I nipped over to the productions tent at 9 am, on Sunday morning, bid Aretha and the rest of the team a good morning, and made my way over to the Firestation. This time, I was in an empty room full of machines--nothing like yesterday's experience.
Peace and quiet.
The devs stared showing up about 20 minutes before 10 am, and after 10, the show was once again on the road. I chatted with Roy for a bit, and he told me that it wasn't as busy as it was yesterday, most likely because today was the last day of the festival. Still, I played some new games, including Henka Twist Caper, Soulfill,Close Castles,Mini Metro, and Lyne.
Unfortunately, a college student has something called homework to do, and my Sunday afternoon was the dedicated block of time for that. Thus, after my shift eneded, I said farewell to all my new acquintances, and we parted ways.
For now, of course. Because if I've learned anything from what I've read and done so far, it's that making contacts and making the effort to keep them is the name of the game.
A successful event? I think so. In fact, my wallet couldn't hold any more business cards.
Says I've talked to people, right? Good enough for me.
A business card count may be a little shallow, but I assure you behind each of those cards is a heatlhy conversation between developers.
Now, if you couldn't tell by the tone of this post, then let me tell you right now-IndieCade 2014 was a blast! I accomplished all three of my objectives. In fact, I feel more connected to the community now than ever before. Sure, we follwed the right guys on twitter, we're part of the /r/gamedev subreddit community, and we've released our own title.
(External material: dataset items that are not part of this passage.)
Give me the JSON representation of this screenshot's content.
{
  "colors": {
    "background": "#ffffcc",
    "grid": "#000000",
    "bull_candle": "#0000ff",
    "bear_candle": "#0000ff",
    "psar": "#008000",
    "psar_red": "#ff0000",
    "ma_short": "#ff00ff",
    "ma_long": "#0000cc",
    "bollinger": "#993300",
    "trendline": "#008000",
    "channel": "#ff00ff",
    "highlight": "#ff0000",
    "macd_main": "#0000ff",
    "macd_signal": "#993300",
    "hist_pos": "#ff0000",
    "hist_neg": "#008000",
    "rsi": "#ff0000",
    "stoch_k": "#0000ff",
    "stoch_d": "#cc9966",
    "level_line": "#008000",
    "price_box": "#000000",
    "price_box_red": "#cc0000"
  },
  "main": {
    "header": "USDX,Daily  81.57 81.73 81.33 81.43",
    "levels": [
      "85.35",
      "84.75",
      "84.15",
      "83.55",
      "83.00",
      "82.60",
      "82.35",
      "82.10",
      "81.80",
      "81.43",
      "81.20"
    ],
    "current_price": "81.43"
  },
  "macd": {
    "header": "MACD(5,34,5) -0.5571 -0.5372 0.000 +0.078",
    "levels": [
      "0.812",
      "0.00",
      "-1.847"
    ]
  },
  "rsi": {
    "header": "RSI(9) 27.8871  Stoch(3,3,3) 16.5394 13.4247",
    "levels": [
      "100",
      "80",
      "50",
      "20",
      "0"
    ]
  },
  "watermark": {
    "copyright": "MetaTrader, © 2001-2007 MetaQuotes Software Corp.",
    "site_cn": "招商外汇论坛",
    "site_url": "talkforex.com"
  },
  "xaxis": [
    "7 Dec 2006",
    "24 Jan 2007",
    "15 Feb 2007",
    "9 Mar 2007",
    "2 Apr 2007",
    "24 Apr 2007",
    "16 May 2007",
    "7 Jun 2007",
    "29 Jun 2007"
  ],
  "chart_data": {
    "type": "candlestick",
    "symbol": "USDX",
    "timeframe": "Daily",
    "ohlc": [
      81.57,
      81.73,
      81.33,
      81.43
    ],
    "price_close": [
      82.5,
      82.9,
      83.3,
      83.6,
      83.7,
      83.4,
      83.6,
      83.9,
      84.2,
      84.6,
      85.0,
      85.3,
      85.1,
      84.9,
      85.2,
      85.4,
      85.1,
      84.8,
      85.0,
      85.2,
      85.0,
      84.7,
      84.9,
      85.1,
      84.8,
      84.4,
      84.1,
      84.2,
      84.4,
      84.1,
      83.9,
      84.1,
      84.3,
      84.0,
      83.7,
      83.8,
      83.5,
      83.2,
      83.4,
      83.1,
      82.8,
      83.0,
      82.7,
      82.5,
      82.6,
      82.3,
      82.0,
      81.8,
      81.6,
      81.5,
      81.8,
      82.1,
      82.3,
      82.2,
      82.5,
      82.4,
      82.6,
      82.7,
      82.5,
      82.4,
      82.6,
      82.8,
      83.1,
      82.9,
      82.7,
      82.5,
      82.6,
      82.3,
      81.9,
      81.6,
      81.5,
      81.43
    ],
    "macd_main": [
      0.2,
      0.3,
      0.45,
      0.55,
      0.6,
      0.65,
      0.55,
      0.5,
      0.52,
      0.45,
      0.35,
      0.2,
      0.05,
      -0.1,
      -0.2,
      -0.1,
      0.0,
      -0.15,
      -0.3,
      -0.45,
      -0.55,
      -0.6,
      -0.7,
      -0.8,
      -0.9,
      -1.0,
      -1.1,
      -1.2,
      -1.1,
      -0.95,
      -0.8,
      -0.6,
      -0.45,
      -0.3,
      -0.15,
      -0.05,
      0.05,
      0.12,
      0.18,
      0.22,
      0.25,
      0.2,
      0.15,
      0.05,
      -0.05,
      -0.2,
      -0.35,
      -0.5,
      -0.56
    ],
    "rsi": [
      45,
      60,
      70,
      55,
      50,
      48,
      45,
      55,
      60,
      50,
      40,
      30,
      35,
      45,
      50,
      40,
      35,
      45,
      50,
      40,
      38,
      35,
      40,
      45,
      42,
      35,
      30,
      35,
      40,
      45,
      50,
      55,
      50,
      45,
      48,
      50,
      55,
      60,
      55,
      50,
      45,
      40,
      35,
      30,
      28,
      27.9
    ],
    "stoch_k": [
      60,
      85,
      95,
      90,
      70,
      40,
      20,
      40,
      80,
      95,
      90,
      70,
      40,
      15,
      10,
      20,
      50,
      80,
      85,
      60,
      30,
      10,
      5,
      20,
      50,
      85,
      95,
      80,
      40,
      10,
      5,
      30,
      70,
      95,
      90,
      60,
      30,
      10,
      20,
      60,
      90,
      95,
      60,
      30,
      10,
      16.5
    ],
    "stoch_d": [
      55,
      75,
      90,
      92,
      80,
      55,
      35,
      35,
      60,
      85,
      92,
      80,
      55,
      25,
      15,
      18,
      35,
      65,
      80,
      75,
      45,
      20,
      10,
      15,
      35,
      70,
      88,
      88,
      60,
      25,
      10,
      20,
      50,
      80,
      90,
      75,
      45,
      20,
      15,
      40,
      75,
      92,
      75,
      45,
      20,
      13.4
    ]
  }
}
But being in the mix of all these other developers and gamers, with everyone on equal footing, gave me confidence and some deeper level of happiness. And I'm glad I found that, because now I'm sure I can make headway in the indie scene, especially with persistence and the knowledge that there were others like me at the event, except standing there demoing their games, and not simply volunteering. But I'm satisfied with starting at the bottom, and working my way to the top, because I know that most of them did the same.